Now I know that many people struggle to know what to say in situations like that, but honestly, they show their true colours too; and I would not be able to be in contact after that. I’m not sure I would confront them with why - it would bring up the bad time for me in a way that would upset me. But I bet they know very well why you’d drop them without you having to tell them. Some people are just crappy friends.

Aislyn · 09/03/2026 23:07

Would you want to be friends again?

It sounds like it would be best to move on and live well without them, since they were never true friends.

DinoLil · 09/03/2026 23:11

I didn't respond when this happened to me.

Pistachiocake · 09/03/2026 23:24

One school mum, not a close friend, had MH problems and I always tried to support her, but when I had a problem in pregnancy that was life threatening (went on a long time, in and out of hospital, needed operations and eventually lost the baby), it turned out her problems had escalated and I wasn't there for her (I didn't know and wasn't online when I was in hospital because I felt too bad to want to be). So sometimes there can be genuine reasons why people aren't there, though admittedly it's unlikely that's the case for everyone.
I'd say if they meant a lot to you, give them a chance to explain themselves. If they can't, keep them as acquaintances to go out with if they are fun, but forget about them as meaningful friends.

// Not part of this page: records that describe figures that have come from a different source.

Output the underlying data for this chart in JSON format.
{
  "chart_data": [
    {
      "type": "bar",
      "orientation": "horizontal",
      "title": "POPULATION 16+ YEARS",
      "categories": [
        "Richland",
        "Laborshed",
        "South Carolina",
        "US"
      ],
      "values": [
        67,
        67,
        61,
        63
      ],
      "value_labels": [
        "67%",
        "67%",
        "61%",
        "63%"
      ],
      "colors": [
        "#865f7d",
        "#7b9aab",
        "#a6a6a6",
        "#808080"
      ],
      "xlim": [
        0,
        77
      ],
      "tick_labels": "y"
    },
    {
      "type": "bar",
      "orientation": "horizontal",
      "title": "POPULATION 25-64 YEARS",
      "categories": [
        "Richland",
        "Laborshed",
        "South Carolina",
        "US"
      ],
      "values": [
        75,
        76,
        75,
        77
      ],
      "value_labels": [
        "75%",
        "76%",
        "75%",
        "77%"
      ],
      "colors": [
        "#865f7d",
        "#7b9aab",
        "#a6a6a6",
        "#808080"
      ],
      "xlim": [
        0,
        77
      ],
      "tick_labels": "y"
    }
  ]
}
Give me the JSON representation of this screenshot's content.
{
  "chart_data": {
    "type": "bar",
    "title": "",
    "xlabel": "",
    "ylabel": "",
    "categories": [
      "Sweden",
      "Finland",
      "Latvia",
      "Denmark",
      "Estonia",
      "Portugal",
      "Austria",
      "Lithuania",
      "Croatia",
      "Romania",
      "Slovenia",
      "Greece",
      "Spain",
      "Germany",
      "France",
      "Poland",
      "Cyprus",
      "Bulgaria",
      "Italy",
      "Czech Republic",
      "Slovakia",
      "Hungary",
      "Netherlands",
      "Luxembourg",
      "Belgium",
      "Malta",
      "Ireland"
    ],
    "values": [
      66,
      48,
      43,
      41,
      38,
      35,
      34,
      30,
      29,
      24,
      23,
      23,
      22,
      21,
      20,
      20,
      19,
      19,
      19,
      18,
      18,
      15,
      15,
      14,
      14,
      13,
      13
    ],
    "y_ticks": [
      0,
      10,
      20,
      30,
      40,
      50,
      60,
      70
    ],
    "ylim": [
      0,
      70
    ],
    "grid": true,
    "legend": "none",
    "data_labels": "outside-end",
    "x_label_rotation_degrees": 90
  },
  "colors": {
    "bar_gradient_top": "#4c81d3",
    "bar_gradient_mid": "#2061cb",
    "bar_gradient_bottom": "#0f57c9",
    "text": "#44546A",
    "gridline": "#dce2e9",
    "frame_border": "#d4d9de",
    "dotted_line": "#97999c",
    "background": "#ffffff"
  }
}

PollyBell · 09/03/2026 23:32

I would presume they dont want to be in my life so why on earth would I want to be in theirs?, they are not a paid therapist so maybe they have trouble coping with what I put on them?

Maybe they were having their own hard time and couldnt cope with me as well? there could be lots of reasons but if someone tried this on me I would respond by asing them why now if they are in a good place what are they hoping to get out of it? and relationships work both ways

so no I would not do this to anyone else and would not expect anyone to do this to me

Fingalscave · 09/03/2026 23:43

I think it's hard to say if you don't know the situation, for example how good friends you had been, what was happening to you.
I know that when a person whom I thought was my best friend just ignored me when I had an unexpected death of a close relation and another close relationship had a terminal diagnosis, I kept her at arm's length from then on. If work hadn't meant we had to see each other fairly often, I'd have cut her off completely.